Dec.December 01, 2012 07:00 AM

Fannie, Freddie see profits in third quarter

Susan McFarland

Government-sponsored mortgage backer Freddie Mac posted a $2.9 billion profit in the third quarter, the Wall Street Journal reported, enabling it to make a dividend payment of $1.8 billion to the U.S. Treasury for its taxpayer-financed bailout. That marks Freddie’s fourth-consecutive quarterly gain, and stands in stark contrast to its loss of $4.4 billion in the third quarter of last year. It’s also the second consecutive quarter in which Freddie has not needed any assistance from the government.
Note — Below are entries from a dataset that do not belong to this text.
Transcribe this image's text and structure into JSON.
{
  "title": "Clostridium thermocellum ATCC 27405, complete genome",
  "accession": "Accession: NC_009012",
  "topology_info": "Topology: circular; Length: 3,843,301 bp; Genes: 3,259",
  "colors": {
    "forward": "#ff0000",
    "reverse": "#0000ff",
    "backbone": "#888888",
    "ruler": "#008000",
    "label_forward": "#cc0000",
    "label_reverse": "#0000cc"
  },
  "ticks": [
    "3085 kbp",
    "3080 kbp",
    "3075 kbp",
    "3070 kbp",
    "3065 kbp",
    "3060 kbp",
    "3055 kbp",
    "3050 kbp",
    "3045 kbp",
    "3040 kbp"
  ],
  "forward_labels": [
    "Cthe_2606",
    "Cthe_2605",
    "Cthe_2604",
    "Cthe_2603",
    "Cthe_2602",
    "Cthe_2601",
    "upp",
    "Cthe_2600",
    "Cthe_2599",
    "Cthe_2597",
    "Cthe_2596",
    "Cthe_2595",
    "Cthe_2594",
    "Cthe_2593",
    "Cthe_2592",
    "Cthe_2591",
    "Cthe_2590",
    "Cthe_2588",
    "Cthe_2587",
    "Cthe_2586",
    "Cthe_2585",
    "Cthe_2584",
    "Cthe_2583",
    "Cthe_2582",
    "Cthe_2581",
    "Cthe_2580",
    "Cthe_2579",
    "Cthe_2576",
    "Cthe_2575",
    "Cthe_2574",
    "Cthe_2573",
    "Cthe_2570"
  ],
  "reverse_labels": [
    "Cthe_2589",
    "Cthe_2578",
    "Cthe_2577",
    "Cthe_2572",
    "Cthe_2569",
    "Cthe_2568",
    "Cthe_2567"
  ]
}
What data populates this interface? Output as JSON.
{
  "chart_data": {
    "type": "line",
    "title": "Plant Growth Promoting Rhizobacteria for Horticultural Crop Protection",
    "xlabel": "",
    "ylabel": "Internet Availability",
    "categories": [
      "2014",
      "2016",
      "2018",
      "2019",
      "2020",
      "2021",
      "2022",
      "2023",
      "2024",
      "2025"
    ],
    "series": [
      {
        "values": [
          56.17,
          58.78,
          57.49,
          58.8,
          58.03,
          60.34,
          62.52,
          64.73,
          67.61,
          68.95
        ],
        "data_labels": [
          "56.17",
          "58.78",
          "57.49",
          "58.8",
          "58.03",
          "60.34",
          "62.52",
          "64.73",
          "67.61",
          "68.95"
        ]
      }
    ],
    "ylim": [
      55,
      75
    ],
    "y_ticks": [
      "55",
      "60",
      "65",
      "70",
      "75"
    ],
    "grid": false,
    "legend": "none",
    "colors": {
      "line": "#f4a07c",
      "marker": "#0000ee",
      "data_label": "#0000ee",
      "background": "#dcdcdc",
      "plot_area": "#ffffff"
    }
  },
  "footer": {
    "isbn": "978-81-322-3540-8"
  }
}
Fannie Mae, meanwhile, posted a $1.8 billion profit in the third quarter and paid $2.9 billion in dividends to the Treasury, Reuters reported. The profit compares with a loss of $5.1 billion a year ago. For both GSEs, the gains were prompted by stabilizing home prices and stronger demand for housing. “We continue to see home prices improve again in the third quarter, albeit not nearly at the level they did in the second quarter. That is the single biggest driver in the results,” Susan McFarland, Fannie Mae’s chief financial officer, told Reuters.

 

Gair to head post-Sandy housing recovery in NYC

Brad Gair

In the wake of Superstorm Sandy, Mayor Michael Bloomberg last month appointed Brad Gair, former deputy commissioner at the New York City Office of Emergency Management, as the city’s director of Housing Recovery Operations. Gair’s primary responsibility is to create an inventory of temporary housing for New Yorkers displaced by the storm. Gair previously served as recovery officer for the Federal Emergency Management Agency after the attacks of Sept. 11, according to Newsday.

 

Feds crack down on mortgage ads

The Consumer Financial Protection Bureau and Federal Trade Commission last month announced a crackdown on mortgage advertisements, the Wall Street Journal reported. The agencies sent out warning letters about problematic ads to dozens of lenders, home builders, advertisers and brokers, and launched investigations in cases that raise more significant concerns. After scrutinizing some 800 mortgage ads, regulators found that some firms with no affiliation to the government added “Government Loan Department” to their return addresses. The regulators said they also found too-good-to-be-true promises of low interest rates and ads that falsely suggested that consumers had been preapproved to receive large sums of cash.

 

Cuomo: No hurricane deductibles for New Yorkers

Governor Cuomo

The New York State Department of Financial Services informed the insurance industry last month that “hurricane deductibles” would not be triggered by Superstorm Sandy, the Daily News reported. Because the storm did not have sustained hurricane-force winds when it hit in New York, Gov. Andrew Cuomo announced, homeowners will not have to pay hurricane deductibles, which often amount to 1 to 5 percent of a home’s value. The insurance industry in New York is state regulated, Reuters reported, so insurance policy language on hurricane provisions must be approved by the Department of Financial Services. “That is good news for New Yorkers,” New York State Superintendent of Financial Services Benjamin Lawsky told the Daily News. “It means they will have to pay less out of pocket.” But New Yorkers whose homes were flooded by Sandy face larger problems: Homeowners insurance typically covers damage from wind, but not flooding.